Afstudeeronderzoek naar de kwaliteit van fietsenstallingen bij 26 wooncomplexen in Maastricht.


 

Klik op de knop om de link te openen (opent in een nieuw venster)

downloaden
  • Het rapport ‘Fietsen stallen bij wooncomplexen’ is een afstudeerscriptie in het kader van een opleiding verkeerskunde. De hoofdvraag van het rapport betreft de fietsvriendelijkheid van fietsenstallingen van wooncomplexen, vanuit het oogpunt dat de gebruikskwaliteit van deze stallingen consequenties kan hebben voor de vervoermiddelkeuze van de bewoners.

    Uit eerder onderzoek is bekend dat flatbewoners minder fietsen dan bewoners van 2-onder -1-kap woningen. Allereerst worden de maatschappelijke en individuele belangen van goede stallingen bij woningen beschreven. Vervolgens wordt de historische ontwikkeling van de bouw van wooncomplexen na de Tweede Wereldoorlog globaal beschreven.
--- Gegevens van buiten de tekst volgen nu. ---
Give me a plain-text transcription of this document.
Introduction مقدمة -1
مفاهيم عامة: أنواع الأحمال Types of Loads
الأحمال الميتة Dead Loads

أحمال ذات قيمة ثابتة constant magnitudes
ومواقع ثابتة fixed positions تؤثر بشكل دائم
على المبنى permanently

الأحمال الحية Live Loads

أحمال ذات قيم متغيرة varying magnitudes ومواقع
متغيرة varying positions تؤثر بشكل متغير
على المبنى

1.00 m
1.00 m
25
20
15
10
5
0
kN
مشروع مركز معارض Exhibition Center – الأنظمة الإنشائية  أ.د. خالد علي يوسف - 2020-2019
Ook wordt een indicatie gegeven van het aandeel woningen in complexen in Nederland. Omdat 30% van de Nederlandse huishoudens in een woongebouw woont is het van belang dat er geen ernstige structurele problemen zijn met de stallingen in deze gebouwen.
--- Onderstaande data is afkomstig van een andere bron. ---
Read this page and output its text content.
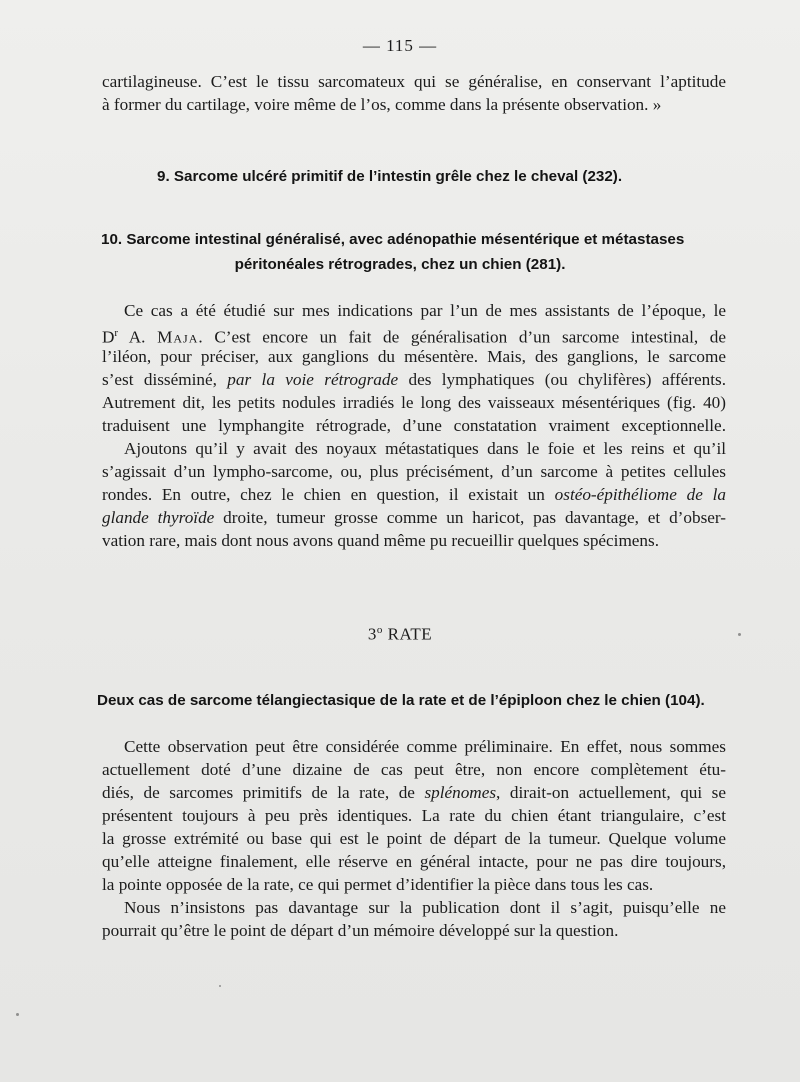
— 115 —
cartilagineuse. C’est le tissu sarcomateux qui se généralise, en conservant l’aptitude
à former du cartilage, voire même de l’os, comme dans la présente observation. »
9. Sarcome ulcéré primitif de l’intestin grêle chez le cheval (232).
10. Sarcome intestinal généralisé, avec adénopathie mésentérique et métastases
péritonéales rétrogrades, chez un chien (281).
Ce cas a été étudié sur mes indications par l’un de mes assistants de l’époque, le
$D^r$ A. Maja. C’est encore un fait de généralisation d’un sarcome intestinal, de
l’iléon, pour préciser, aux ganglions du mésentère. Mais, des ganglions, le sarcome
s’est disséminé, par la voie rétrograde des lymphatiques (ou chylifères) afférents.
Autrement dit, les petits nodules irradiés le long des vaisseaux mésentériques (fig. 40)
traduisent une lymphangite rétrograde, d’une constatation vraiment exceptionnelle.
Ajoutons qu’il y avait des noyaux métastatiques dans le foie et les reins et qu’il
s’agissait d’un lympho-sarcome, ou, plus précisément, d’un sarcome à petites cellules
rondes. En outre, chez le chien en question, il existait un ostéo-épithéliome de la
glande thyroïde droite, tumeur grosse comme un haricot, pas davantage, et d’obser-
vation rare, mais dont nous avons quand même pu recueillir quelques spécimens.
3$^o$ RATE
Deux cas de sarcome télangiectasique de la rate et de l’épiploon chez le chien (104).
Cette observation peut être considérée comme préliminaire. En effet, nous sommes
actuellement doté d’une dizaine de cas peut être, non encore complètement étu-
diés, de sarcomes primitifs de la rate, de splénomes, dirait-on actuellement, qui se
présentent toujours à peu près identiques. La rate du chien étant triangulaire, c’est
la grosse extrémité ou base qui est le point de départ de la tumeur. Quelque volume
qu’elle atteigne finalement, elle réserve en général intacte, pour ne pas dire toujours,
la pointe opposée de la rate, ce qui permet d’identifier la pièce dans tous les cas.
Nous n’insistons pas davantage sur la publication dont il s’agit, puisqu’elle ne
pourrait qu’être le point de départ d’un mémoire développé sur la question.
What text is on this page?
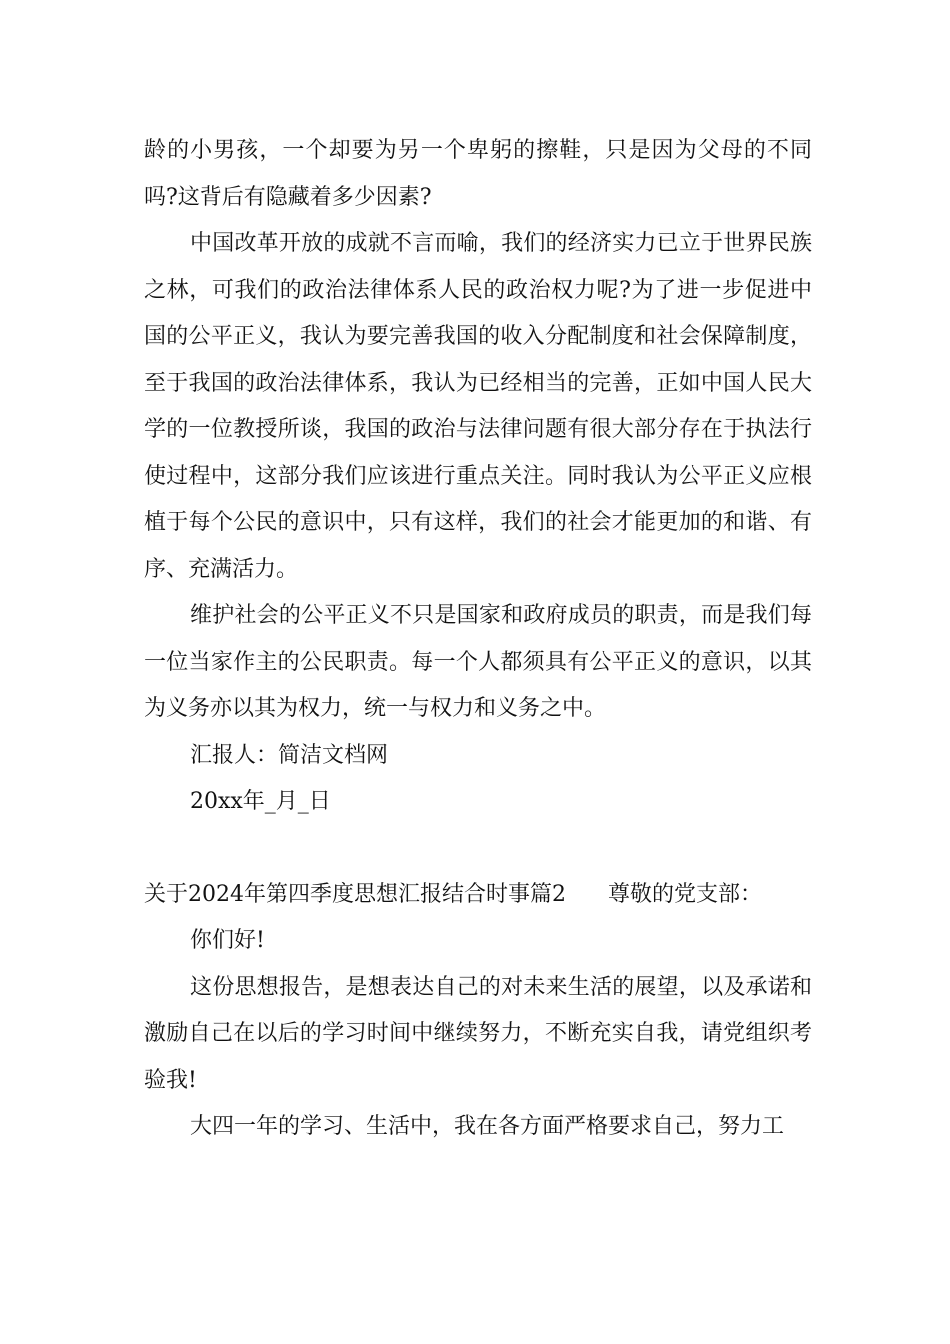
龄的小男孩，一个却要为另一个卑躬的擦鞋，只是因为父母的不同吗?这背后有隐藏着多少因素?

中国改革开放的成就不言而喻，我们的经济实力已立于世界民族之林，可我们的政治法律体系人民的政治权力呢?为了进一步促进中国的公平正义，我认为要完善我国的收入分配制度和社会保障制度，至于我国的政治法律体系，我认为已经相当的完善，正如中国人民大学的一位教授所谈，我国的政治与法律问题有很大部分存在于执法行使过程中，这部分我们应该进行重点关注。同时我认为公平正义应根植于每个公民的意识中，只有这样，我们的社会才能更加的和谐、有序、充满活力。

维护社会的公平正义不只是国家和政府成员的职责，而是我们每一位当家作主的公民职责。每一个人都须具有公平正义的意识，以其为义务亦以其为权力，统一与权力和义务之中。

汇报人：简洁文档网

20xx年_月_日

关于2024年第四季度思想汇报结合时事篇2 尊敬的党支部：

你们好!

这份思想报告，是想表达自己的对未来生活的展望，以及承诺和激励自己在以后的学习时间中继续努力，不断充实自我，请党组织考验我!

大四一年的学习、生活中，我在各方面严格要求自己，努力工
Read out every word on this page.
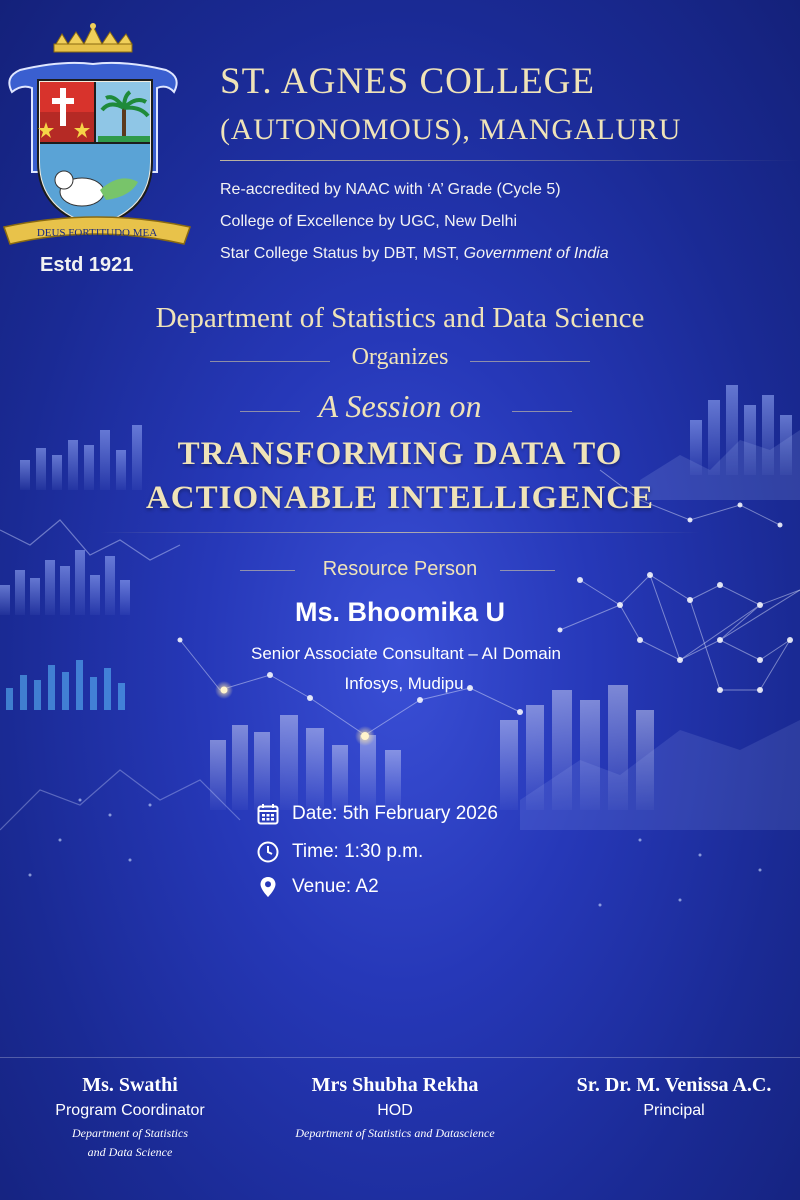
DEUS FORTITUDO MEA
Estd 1921
ST. AGNES COLLEGE
(AUTONOMOUS), MANGALURU
Re-accredited by NAAC with ‘A’ Grade (Cycle 5)
College of Excellence by UGC, New Delhi
Star College Status by DBT, MST, Government of India
Department of Statistics and Data Science
Organizes
A Session on
TRANSFORMING DATA TO
ACTIONABLE INTELLIGENCE
Resource Person
Ms. Bhoomika U
Senior Associate Consultant – AI Domain
Infosys, Mudipu
Date: 5th February 2026
Time: 1:30 p.m.
Venue: A2
Ms. Swathi
Program Coordinator
Department of Statistics
and Data Science
Mrs Shubha Rekha
HOD
Department of Statistics and Datascience
Sr. Dr. M. Venissa A.C.
Principal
    Een literatuuronderzoek is onder meer verricht om criteria en normen waarop de stallingen beoordeeld kunnen worden te inventariseren. Het betreft verkeerskundige literatuur, handboeken van keurmerken met betrekking tot woningen en de Kwaliteitswijzer van de Voorlichtings- en AdviesCommissie voor de woningbouw (VAC). Op basis van die literatuur kon een onderzoeksmethode worden ontwikkeld die een brede kwaliteitsinventarisatie mogelijk maakt.
    Deze methode is toegepast op 26 wooncomplexen in Maastricht. Bij de selectie van complexen is gelet op een goede spreiding over bouwjaren en woonwijken. Toch zijn de resultaten van het veldonderzoek niet zonder meer te veralgemeniseren omdat het aantal onderzochte gebouwen relatief beperkt is en er geen a-selecte steekproef is uitgevoerd.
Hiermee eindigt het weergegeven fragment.